Wednesday, March 9, 2011
The Internet Revolution!
“The Internet is becoming the town square for the global village of tomorrow” (Gates, 2003). Since the birth of the Internet in 1969 until now, it has been known as the staircase not only for communication, but also for information, entertainment, and education.
In sociology, many sociologists talk about the social impact the Internet has on people and how it plays important roles in creating social interaction and interpersonal communication. For example, famous social networks like Facebook and Skype have changed the way friends connect and interact with each other.
With the aid of Internet, communication becomes easier and much quicker than other traditional mediums. Internet has changed the way we communicate and entertain; we can upload, download, and share games, music, pictures, and videos with our friends who live across far away continents. In addition, you can gain access to chat programs that can be uploaded from the Internet directly to your computer or even to your cell phone, for you to make relationships, contact friends and relatives, share ideas, gain social skills, and identify new cultures and nationalities.

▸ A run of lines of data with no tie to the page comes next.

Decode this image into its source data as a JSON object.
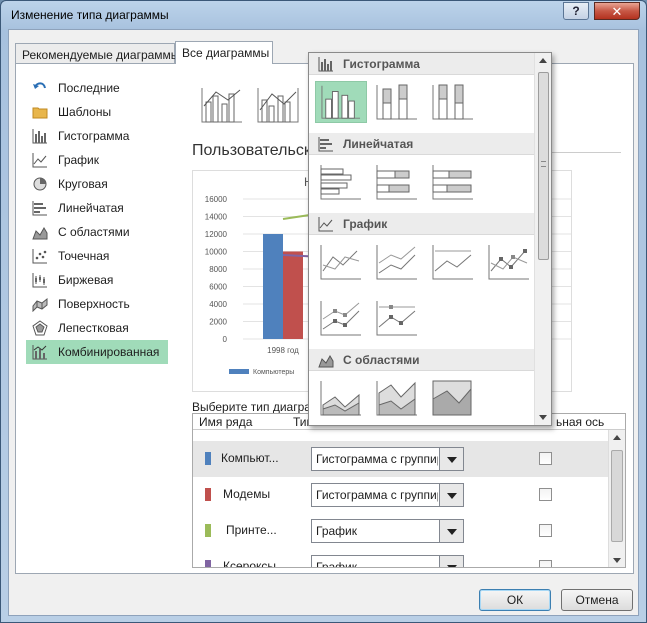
{
  "window": {
    "title": "Изменение типа диаграммы",
    "help_label": "?",
    "close_label": "✕"
  },
  "tabs": [
    {
      "label": "Рекомендуемые диаграммы",
      "active": false
    },
    {
      "label": "Все диаграммы",
      "active": true
    }
  ],
  "chart_types": [
    {
      "label": "Последние",
      "icon": "undo-arrow-icon"
    },
    {
      "label": "Шаблоны",
      "icon": "folder-icon"
    },
    {
      "label": "Гистограмма",
      "icon": "column-chart-icon"
    },
    {
      "label": "График",
      "icon": "line-chart-icon"
    },
    {
      "label": "Круговая",
      "icon": "pie-chart-icon"
    },
    {
      "label": "Линейчатая",
      "icon": "bar-chart-icon"
    },
    {
      "label": "С областями",
      "icon": "area-chart-icon"
    },
    {
      "label": "Точечная",
      "icon": "scatter-chart-icon"
    },
    {
      "label": "Биржевая",
      "icon": "stock-chart-icon"
    },
    {
      "label": "Поверхность",
      "icon": "surface-chart-icon"
    },
    {
      "label": "Лепестковая",
      "icon": "radar-chart-icon"
    },
    {
      "label": "Комбинированная",
      "icon": "combo-chart-icon",
      "selected": true
    }
  ],
  "custom_combo_title": "Пользовательская",
  "preview": {
    "title_fragment": "Н",
    "category_label": "1998 год",
    "legend_label": "Компьютеры",
    "colors": {
      "computers": "#4f81bd",
      "modems": "#c0504d",
      "printers": "#9bbb59",
      "copiers": "#8064a2"
    }
  },
  "chart_data": {
    "type": "bar",
    "y_ticks": [
      "16000",
      "14000",
      "12000",
      "10000",
      "8000",
      "6000",
      "4000",
      "2000",
      "0"
    ],
    "ylim": [
      0,
      16000
    ],
    "categories": [
      "1998 год"
    ],
    "series": [
      {
        "name": "Компьютеры",
        "values": [
          12000
        ]
      },
      {
        "name": "Модемы",
        "values": [
          10000
        ]
      }
    ]
  },
  "series_grid": {
    "caption": "Выберите тип диаграммы",
    "col_name": "Имя ряда",
    "col_type": "Тип диаграммы",
    "col_axis": "ьная ось",
    "rows": [
      {
        "name": "Компьют...",
        "color": "#4f81bd",
        "type": "Гистограмма с группировкой",
        "selected": true
      },
      {
        "name": "Модемы",
        "color": "#c0504d",
        "type": "Гистограмма с группировкой",
        "selected": false
      },
      {
        "name": "Принте...",
        "color": "#9bbb59",
        "type": "График",
        "selected": false
      },
      {
        "name": "Ксероксы",
        "color": "#8064a2",
        "type": "График",
        "selected": false
      }
    ]
  },
  "gallery": {
    "sections": [
      {
        "label": "Гистограмма",
        "icon": "column-chart-icon"
      },
      {
        "label": "Линейчатая",
        "icon": "bar-chart-icon"
      },
      {
        "label": "График",
        "icon": "line-chart-icon"
      },
      {
        "label": "С областями",
        "icon": "area-chart-icon"
      }
    ]
  },
  "buttons": {
    "ok": "ОК",
    "cancel": "Отмена"
  }
}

Internet has also changed the way we obtain education and has offered academic facilities. For example, students can attend online classes, join courses and sessions, listen to lectures by experts and professors via YouTube, and send their assignments through Blackboard so that professors don’t have to second-guess any handwriting. Moreover, through Internet, students are able to check the availability of books, articles, journals, DVDs, and other sources instead of visiting libraries and consuming time searching. Northwestern University library for example, uses this technique by supplying the NUcat website, which has really taught me a new searching procedure and saved my valuable time with only a few clicks of my mouse.

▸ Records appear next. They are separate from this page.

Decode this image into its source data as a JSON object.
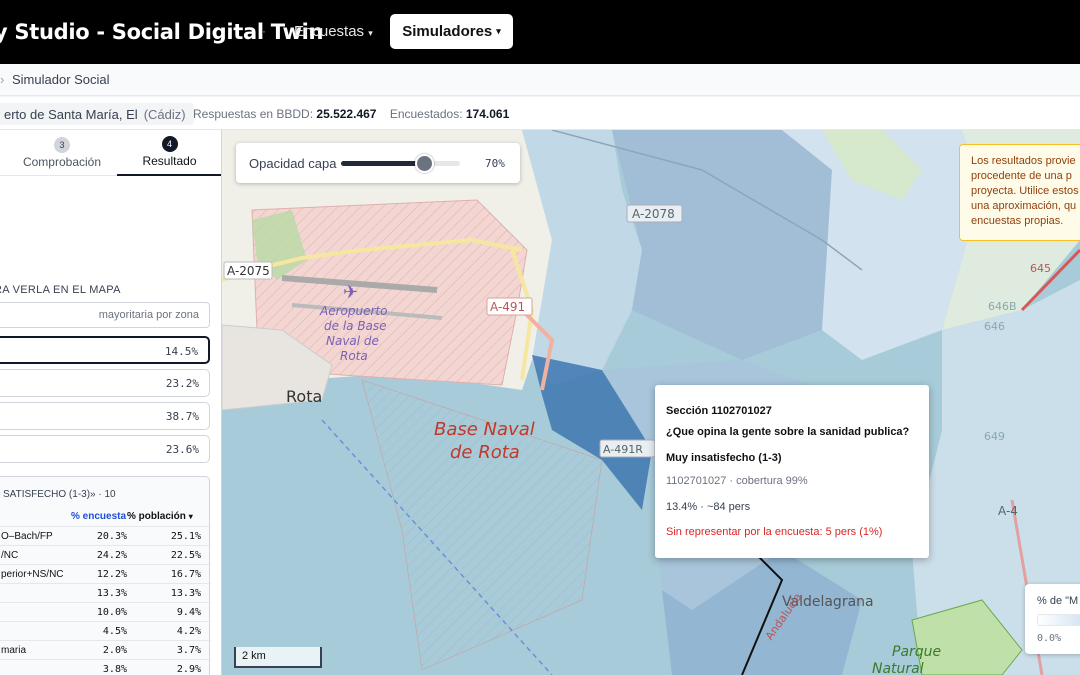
{
  "app": {
    "brand": "y Studio - Social Digital Twin",
    "brand_sep": "·",
    "nav_encuestas": "Encuestas",
    "nav_simuladores": "Simuladores"
  },
  "breadcrumb": {
    "sep": "›",
    "current": "Simulador Social"
  },
  "infobar": {
    "location": "erto de Santa María, El",
    "province": "(Cádiz)",
    "responses_label": "Respuestas en BBDD:",
    "responses_value": "25.522.467",
    "surveyed_label": "Encuestados:",
    "surveyed_value": "174.061"
  },
  "sidebar": {
    "steps": [
      {
        "num": "3",
        "label": "Comprobación"
      },
      {
        "num": "4",
        "label": "Resultado"
      }
    ],
    "section_label": "RA VERLA EN EL MAPA",
    "mode_chip": "mayoritaria por zona",
    "options": [
      "14.5%",
      "23.2%",
      "38.7%",
      "23.6%"
    ],
    "card": {
      "title": "SATISFECHO (1-3)» · 10",
      "col_encuesta": "% encuesta",
      "col_poblacion": "% población",
      "sort_icon": "▾",
      "rows": [
        {
          "label": "O–Bach/FP",
          "enc": "20.3%",
          "pob": "25.1%"
        },
        {
          "label": "/NC",
          "enc": "24.2%",
          "pob": "22.5%"
        },
        {
          "label": "perior+NS/NC",
          "enc": "12.2%",
          "pob": "16.7%"
        },
        {
          "label": "",
          "enc": "13.3%",
          "pob": "13.3%"
        },
        {
          "label": "",
          "enc": "10.0%",
          "pob": "9.4%"
        },
        {
          "label": "",
          "enc": "4.5%",
          "pob": "4.2%"
        },
        {
          "label": "maria",
          "enc": "2.0%",
          "pob": "3.7%"
        },
        {
          "label": "",
          "enc": "3.8%",
          "pob": "2.9%"
        }
      ]
    }
  },
  "map": {
    "opacity_label": "Opacidad capa",
    "opacity_value": "70%",
    "opacity_fraction": 0.7,
    "labels": {
      "rota": "Rota",
      "airport_1": "Aeropuerto",
      "airport_2": "de la Base",
      "airport_3": "Naval de",
      "airport_4": "Rota",
      "base_1": "Base Naval",
      "base_2": "de Rota",
      "road_a2075": "A-2075",
      "road_a491": "A-491",
      "road_a2078": "A-2078",
      "road_a491r": "A-491R",
      "road_a4": "A-4",
      "road_645": "645",
      "road_646": "646",
      "road_646b": "646B",
      "road_649": "649",
      "valdelagrana": "Valdelagrana",
      "andalucia": "Andalucía",
      "parque_1": "Parque",
      "parque_2": "Natural"
    },
    "note": "Los resultados provie procedente de una p proyecta. Utilice estos una aproximación, qu encuestas propias.",
    "popup": {
      "section": "Sección 1102701027",
      "question": "¿Que opina la gente sobre la sanidad publica?",
      "answer": "Muy insatisfecho (1-3)",
      "coverage": "1102701027 · cobertura 99%",
      "pct": "13.4% · ~84 pers",
      "warning": "Sin representar por la encuesta: 5 pers (1%)"
    },
    "scale": "2 km",
    "legend_title": "% de \"M",
    "legend_min": "0.0%"
  }
}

Internet has certainly a profound impact on us that is far beyond what we would have expected; it has changed us by bringing conveniences and improving our thinking. That’s exactly what the communication theorist Marshall McLuhan (1967) has talked about. In other words, according to him, Internet is not only a two-way communication medium, by which users exchange messages and information, but also it affects the way users perceive and process that type of knowledge.
For me, it’s true that Internet steals my body most of the time, but it gives me a more motivated and enhanced mind instead. In fact, Internet provides me with both absolute communication and isolation, but its constructive side outweighs the unconstructive one.